In February 2021 the Director of Public Prosecutions announced criminal charges against four organizers - Noel Grealish, Donie Cassidy, and the Sweeney brothers James and John of the Station House Hotel. The trial began on 6 January 2022 in Galway. Over fifty witnesses were due to give evidence. On 3 February, District Court Judge Mary Fahy dismissed all charges. The court found that the dinner had been organized within the rules and with due care to public health: 'They were all responsible people who would not have gone to a dinner unless they felt comfortable and unless the organisers had not put in place all that was required to make it safe.' Grealish said he was 'delighted with the outcome.' Cassidy, emotional leaving the court, said he had 'always been a lawmaker and never a law-breaker.' The legal verdict was acquittal. The political verdict had already been delivered. A cabinet minister, a deputy parliamentary leader, an EU Commissioner, and six senators had all paid prices that no court could refund.

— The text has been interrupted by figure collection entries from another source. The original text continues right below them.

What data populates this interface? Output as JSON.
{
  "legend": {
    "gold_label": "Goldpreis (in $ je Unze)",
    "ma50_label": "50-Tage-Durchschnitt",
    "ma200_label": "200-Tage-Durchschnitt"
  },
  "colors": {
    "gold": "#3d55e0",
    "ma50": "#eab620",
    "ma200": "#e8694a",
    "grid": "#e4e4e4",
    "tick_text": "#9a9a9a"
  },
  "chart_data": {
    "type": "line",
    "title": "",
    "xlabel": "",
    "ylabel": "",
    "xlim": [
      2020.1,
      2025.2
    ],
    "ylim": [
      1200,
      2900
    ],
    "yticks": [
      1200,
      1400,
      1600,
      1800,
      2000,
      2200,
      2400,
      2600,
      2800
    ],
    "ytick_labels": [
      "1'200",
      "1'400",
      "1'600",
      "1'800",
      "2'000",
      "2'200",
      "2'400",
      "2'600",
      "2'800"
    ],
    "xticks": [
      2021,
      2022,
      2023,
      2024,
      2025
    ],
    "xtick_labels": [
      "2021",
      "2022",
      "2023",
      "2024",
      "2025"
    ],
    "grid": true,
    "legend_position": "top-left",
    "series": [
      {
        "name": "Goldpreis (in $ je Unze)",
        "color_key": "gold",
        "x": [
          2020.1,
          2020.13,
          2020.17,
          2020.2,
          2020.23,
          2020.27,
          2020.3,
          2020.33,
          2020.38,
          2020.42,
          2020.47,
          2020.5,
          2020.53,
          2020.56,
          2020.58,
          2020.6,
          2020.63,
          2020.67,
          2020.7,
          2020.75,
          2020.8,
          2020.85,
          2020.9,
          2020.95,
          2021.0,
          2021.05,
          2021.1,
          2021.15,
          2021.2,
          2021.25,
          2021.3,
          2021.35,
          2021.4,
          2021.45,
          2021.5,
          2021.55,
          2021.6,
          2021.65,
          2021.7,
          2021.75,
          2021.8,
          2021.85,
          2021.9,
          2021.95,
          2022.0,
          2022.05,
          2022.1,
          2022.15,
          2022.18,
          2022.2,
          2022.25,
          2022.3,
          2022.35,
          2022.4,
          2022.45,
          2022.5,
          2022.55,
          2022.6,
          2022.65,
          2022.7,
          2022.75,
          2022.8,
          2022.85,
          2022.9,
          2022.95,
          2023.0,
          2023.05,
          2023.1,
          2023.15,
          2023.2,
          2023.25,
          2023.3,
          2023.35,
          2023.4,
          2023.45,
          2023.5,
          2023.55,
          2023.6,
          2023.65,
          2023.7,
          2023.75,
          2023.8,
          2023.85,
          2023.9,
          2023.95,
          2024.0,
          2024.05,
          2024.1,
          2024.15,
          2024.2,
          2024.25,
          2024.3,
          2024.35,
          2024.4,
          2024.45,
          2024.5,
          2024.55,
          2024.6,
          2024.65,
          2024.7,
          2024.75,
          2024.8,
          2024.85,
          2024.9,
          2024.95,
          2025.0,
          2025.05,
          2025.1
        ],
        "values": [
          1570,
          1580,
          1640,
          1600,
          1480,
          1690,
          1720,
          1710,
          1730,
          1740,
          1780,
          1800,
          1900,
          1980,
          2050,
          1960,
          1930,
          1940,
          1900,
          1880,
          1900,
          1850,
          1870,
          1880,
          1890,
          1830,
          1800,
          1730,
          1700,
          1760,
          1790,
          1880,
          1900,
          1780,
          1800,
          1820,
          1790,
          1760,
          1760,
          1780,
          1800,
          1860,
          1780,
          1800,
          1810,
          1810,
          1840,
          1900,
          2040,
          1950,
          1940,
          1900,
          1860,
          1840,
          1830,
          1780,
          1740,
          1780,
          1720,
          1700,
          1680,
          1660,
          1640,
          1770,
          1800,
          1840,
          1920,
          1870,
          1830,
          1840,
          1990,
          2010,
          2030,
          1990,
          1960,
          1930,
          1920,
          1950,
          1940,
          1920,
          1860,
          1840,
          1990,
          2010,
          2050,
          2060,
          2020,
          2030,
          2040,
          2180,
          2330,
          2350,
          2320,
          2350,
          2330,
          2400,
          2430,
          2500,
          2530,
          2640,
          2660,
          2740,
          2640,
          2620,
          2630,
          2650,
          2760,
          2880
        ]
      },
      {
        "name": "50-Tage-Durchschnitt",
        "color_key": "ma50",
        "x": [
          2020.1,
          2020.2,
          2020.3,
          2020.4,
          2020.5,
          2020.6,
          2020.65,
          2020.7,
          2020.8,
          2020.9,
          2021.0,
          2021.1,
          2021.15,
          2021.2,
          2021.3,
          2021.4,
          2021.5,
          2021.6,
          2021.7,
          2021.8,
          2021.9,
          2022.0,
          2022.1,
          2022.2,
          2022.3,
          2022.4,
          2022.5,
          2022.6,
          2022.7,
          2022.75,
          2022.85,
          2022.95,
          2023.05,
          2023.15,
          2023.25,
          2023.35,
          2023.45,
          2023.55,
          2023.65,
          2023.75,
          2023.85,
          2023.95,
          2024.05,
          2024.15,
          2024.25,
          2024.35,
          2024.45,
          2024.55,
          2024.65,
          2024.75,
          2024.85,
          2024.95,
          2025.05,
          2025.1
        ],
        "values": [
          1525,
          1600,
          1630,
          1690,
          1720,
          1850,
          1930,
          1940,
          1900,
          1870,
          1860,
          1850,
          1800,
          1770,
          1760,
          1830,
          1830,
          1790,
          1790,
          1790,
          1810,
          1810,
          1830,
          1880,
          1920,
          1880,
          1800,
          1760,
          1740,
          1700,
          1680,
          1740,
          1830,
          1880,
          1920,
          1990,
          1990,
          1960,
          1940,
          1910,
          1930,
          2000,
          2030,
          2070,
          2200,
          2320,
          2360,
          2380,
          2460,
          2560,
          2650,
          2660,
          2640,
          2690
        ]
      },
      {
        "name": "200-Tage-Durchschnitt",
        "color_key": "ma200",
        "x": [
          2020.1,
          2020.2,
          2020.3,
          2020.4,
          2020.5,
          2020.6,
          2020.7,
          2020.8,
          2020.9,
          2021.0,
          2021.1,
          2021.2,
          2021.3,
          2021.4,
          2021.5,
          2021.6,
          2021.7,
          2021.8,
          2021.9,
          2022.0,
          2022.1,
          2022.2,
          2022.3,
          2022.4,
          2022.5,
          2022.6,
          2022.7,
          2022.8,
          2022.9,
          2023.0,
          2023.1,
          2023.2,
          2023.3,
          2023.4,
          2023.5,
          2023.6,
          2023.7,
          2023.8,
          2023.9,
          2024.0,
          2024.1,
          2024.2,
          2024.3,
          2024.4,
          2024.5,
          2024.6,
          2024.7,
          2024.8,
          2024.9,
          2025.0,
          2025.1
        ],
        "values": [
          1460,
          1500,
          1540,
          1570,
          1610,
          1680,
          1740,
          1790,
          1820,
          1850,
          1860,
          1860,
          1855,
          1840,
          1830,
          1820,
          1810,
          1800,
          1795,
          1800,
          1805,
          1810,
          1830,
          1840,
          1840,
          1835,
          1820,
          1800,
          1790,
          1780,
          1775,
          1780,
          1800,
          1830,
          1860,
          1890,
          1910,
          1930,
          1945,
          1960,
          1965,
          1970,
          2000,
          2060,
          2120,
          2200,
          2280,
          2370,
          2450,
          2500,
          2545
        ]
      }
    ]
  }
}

In November 2020 Chief Justice Frank Clarke had written to Supreme Court Justice Séamus Woulfe - another dinner attendee - to say it was his opinion that Woulfe should resign to avoid continuing serious damage to the judiciary. Ireland kept its memory of the night the rules tightened and the dinner went ahead anyway.

From the Air

53.4887 N, 10.0175 W, at the Station House Hotel in Clifden, County Galway. The hotel is on the site of the former Clifden railway station, which served the Galway-Clifden line from 1895 to 1935 and now functions as a hotel, museum, shops, and apartments. The hotel sits in the heart of Clifden town, just east of the central square. Connemara Golf Links - where the golf rounds were played - is at Ballyconneely, about 12 km south of Clifden. Connemara Regional Airport (EICA) at Inverin lies 45 km southeast. Atlantic weather dominates the Clifden region; August 2020 in Connemara saw the typical mix of bright spells and showers. The view from the Sky Road, 3 km west of the hotel, takes in the entire bay and offers some of Connemara's finest coastal panoramas.